I guess she found something enchanting and alluring in the world of alcohol, but I saw nothing good in it. The substance made anyone loopy, changed the best person to the worst one and never brought any good along with it. 

"Oh yeah, of course," my mom waved me off and swayed unsteadily from one foot to the other.

"I'll be home at four, do you need anything?" I ask, trying to conceal the anger that bubbled inside me. I thought she would've stopped her disgusting habits after she turned fifty last year, but I was wrong. My mother was still going strong, the amount of tequila and vodka she consumed not seeming to slow her down. 

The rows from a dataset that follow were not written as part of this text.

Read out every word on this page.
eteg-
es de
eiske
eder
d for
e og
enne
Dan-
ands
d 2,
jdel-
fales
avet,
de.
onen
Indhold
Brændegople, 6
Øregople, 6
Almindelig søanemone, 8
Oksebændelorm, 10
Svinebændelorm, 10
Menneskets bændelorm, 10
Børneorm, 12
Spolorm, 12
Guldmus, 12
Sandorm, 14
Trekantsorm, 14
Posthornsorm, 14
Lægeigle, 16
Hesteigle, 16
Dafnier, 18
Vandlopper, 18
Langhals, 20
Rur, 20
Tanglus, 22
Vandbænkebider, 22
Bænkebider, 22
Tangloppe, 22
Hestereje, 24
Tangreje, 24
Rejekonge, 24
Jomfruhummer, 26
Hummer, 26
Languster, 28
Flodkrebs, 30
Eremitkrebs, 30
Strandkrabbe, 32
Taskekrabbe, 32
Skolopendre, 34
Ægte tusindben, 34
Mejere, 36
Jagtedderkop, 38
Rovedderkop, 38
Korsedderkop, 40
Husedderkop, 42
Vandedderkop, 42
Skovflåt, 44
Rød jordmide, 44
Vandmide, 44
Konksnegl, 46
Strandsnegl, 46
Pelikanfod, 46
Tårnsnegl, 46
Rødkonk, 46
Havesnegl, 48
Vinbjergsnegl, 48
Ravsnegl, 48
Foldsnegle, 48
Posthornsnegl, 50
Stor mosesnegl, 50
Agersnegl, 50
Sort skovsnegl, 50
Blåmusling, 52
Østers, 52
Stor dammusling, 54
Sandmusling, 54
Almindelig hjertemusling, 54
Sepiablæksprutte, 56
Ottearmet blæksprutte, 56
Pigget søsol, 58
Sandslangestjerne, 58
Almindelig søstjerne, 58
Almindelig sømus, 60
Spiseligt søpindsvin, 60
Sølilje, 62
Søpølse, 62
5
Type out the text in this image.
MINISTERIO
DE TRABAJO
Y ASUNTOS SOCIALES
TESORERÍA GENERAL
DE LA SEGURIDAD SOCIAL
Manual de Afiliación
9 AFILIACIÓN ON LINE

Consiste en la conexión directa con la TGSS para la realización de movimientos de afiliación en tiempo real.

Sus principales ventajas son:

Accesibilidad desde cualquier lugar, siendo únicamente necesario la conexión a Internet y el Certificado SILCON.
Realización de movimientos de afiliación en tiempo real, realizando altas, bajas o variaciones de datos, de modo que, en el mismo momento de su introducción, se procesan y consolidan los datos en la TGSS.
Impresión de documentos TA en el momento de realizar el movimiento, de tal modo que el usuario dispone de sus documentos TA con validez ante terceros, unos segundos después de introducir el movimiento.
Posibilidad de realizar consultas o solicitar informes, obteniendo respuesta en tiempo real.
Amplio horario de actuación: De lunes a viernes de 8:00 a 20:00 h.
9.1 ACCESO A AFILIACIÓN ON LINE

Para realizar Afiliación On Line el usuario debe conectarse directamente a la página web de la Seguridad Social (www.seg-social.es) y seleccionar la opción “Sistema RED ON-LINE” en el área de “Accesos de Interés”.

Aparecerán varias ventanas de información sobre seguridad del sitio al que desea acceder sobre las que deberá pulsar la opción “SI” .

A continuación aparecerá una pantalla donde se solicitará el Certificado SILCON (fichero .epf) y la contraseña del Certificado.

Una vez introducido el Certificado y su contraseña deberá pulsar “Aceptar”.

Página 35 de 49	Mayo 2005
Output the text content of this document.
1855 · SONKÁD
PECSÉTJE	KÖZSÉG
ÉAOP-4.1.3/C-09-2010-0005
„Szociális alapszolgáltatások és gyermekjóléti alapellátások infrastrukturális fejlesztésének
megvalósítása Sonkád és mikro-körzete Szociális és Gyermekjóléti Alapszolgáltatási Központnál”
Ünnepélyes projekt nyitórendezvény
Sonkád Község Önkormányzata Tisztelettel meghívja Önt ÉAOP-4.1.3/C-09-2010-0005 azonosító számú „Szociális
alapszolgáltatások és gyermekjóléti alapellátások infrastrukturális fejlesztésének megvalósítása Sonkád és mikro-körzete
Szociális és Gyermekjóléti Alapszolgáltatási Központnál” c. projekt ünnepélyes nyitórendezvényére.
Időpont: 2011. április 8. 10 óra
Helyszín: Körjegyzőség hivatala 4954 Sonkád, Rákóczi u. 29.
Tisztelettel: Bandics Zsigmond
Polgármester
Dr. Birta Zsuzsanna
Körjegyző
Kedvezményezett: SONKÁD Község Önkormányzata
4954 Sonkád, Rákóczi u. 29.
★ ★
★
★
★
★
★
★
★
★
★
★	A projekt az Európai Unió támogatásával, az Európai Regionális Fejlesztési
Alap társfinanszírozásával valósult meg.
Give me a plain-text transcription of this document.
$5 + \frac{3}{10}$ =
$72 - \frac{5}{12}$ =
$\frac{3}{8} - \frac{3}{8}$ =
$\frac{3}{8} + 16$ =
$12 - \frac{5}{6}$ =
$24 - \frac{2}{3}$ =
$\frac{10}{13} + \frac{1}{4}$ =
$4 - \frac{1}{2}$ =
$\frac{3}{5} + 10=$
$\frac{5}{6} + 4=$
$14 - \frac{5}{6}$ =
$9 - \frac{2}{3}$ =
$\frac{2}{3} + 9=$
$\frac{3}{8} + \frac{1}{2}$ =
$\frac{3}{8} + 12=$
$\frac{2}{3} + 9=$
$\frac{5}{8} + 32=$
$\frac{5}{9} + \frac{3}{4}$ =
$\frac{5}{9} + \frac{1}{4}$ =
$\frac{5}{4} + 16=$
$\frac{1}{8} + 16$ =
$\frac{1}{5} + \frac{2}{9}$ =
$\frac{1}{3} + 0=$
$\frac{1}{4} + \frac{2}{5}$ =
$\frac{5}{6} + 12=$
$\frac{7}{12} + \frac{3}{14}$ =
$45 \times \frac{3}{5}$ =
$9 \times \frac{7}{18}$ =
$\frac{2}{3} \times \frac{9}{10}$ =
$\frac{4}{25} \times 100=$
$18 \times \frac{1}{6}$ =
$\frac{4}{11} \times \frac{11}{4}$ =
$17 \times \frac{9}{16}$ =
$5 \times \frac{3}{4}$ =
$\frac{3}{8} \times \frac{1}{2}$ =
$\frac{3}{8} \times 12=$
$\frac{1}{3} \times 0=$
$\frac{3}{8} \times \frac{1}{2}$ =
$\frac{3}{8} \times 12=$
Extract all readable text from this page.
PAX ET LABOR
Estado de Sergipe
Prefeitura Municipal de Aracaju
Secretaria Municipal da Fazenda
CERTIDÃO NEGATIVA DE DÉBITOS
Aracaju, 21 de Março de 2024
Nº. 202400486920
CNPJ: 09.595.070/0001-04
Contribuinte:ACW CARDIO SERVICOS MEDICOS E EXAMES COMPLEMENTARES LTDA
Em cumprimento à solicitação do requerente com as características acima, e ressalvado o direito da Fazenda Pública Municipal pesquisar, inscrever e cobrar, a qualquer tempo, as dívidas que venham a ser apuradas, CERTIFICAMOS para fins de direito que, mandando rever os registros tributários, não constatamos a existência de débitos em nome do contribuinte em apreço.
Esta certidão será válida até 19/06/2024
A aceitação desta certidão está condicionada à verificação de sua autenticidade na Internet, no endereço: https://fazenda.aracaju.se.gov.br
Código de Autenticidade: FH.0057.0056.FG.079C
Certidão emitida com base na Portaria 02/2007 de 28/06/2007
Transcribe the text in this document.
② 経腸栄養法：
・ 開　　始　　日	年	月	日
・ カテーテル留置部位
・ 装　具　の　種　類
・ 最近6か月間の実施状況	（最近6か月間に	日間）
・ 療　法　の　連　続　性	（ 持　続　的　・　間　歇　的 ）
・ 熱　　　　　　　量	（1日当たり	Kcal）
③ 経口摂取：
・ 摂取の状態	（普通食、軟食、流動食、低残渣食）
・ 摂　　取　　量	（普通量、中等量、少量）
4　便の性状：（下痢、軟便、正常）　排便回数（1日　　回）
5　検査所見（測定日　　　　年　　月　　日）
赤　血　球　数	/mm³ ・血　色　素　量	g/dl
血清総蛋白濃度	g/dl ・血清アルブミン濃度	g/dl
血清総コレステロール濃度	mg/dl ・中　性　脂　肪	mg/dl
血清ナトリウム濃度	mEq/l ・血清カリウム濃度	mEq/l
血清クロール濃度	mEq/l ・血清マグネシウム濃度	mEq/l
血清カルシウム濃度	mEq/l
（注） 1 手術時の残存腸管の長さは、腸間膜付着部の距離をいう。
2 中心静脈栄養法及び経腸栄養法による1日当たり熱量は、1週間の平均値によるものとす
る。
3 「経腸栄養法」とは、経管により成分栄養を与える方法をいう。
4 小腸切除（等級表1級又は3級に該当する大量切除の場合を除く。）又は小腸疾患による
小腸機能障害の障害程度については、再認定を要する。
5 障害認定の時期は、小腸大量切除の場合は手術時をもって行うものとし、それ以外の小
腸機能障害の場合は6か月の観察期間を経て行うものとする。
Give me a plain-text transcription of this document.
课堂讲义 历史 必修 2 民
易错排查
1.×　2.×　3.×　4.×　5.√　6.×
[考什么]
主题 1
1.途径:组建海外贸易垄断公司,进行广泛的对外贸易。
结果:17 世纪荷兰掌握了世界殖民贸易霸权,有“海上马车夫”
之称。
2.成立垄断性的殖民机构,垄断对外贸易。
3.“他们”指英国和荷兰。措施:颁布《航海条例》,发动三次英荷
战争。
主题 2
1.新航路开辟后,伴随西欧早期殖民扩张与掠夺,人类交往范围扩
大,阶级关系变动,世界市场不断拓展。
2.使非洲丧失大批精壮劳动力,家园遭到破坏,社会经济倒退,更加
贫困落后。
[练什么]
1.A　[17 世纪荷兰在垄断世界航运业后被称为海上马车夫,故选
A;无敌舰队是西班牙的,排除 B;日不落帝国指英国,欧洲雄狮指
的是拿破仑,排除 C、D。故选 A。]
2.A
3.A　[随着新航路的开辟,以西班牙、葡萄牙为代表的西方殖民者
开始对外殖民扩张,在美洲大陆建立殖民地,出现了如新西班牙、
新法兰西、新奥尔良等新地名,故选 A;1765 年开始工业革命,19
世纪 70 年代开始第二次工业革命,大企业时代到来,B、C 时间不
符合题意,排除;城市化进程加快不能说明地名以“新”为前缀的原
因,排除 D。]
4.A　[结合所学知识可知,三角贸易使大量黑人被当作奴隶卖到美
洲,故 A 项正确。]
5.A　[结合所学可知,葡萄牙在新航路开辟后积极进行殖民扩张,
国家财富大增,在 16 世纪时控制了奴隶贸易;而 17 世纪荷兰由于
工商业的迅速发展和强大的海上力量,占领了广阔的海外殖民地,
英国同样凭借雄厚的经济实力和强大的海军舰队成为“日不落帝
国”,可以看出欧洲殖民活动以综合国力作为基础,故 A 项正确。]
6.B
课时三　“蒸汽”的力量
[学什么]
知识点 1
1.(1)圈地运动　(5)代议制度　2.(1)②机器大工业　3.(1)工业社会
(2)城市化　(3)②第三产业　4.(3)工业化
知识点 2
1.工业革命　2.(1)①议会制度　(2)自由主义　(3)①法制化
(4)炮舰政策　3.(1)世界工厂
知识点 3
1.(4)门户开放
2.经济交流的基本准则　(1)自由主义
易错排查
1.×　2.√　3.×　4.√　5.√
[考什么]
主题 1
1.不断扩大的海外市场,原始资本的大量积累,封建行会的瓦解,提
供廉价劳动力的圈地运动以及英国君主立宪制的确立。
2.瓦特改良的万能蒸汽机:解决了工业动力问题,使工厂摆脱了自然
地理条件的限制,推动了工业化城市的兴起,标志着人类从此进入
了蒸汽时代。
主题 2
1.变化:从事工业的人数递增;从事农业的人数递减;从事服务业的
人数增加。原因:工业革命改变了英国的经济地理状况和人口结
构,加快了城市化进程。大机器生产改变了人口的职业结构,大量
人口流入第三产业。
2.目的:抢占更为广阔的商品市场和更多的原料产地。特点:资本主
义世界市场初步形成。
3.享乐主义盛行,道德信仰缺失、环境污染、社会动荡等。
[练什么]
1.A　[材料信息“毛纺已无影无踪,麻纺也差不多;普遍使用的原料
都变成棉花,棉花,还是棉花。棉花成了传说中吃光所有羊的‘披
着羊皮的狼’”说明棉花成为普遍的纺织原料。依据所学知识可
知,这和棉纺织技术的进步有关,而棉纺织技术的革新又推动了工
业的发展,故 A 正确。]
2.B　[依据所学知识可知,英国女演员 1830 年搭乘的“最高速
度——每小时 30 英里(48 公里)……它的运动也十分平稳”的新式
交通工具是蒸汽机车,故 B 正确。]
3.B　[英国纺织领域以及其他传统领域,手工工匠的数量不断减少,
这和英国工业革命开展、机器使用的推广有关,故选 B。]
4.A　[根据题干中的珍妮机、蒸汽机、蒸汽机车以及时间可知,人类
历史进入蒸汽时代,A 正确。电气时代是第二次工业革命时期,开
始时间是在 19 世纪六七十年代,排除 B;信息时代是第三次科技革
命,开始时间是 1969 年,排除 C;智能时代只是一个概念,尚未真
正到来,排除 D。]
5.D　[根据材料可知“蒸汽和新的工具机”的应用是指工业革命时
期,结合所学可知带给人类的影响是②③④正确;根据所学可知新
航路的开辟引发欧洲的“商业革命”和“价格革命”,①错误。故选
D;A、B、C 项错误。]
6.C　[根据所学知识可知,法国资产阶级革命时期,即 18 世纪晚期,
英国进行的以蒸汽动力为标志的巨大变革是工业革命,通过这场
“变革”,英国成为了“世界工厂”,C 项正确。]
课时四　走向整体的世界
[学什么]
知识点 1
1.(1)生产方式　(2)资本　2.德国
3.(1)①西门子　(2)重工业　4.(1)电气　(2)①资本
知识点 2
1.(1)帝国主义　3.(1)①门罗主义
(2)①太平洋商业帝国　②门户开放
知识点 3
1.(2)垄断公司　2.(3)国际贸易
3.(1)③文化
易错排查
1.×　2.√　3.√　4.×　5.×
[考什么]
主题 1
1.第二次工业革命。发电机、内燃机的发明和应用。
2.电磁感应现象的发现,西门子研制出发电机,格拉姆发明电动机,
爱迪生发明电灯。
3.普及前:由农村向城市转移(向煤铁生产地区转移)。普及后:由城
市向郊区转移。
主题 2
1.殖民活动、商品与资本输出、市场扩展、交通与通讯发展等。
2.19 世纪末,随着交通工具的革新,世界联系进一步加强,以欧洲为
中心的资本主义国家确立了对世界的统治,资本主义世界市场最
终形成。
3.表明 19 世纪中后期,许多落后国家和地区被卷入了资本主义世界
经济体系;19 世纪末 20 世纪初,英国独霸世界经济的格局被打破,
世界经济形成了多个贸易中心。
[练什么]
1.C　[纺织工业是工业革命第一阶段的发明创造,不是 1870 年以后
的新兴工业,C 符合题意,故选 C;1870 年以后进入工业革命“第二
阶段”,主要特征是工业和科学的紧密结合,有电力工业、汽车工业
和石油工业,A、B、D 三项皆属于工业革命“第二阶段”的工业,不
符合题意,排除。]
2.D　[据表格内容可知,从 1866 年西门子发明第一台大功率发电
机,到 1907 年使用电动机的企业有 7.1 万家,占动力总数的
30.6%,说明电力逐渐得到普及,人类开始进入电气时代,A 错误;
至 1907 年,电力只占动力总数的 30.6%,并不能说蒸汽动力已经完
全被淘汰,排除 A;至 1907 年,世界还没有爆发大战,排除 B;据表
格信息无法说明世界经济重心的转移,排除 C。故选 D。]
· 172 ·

"I'm good, I'm good. Now go have fun!" She giggled, then winced at the sunlight pushing through the windows and lighting up the whole house. 

"I'd hardly call it fun," I mutter as I push past her, taking a shaky breath as I push my feet into a pair of Converse and march out of the house and to my car.

-

Ok so this was such bullshit, that I edited it, and (hopefully?) improved it a bit. I'm going to be doing the same for the first 6 chapters or so. The storyline won't change, and you don't have to reread the beginning or anything, it's more for new readers and me.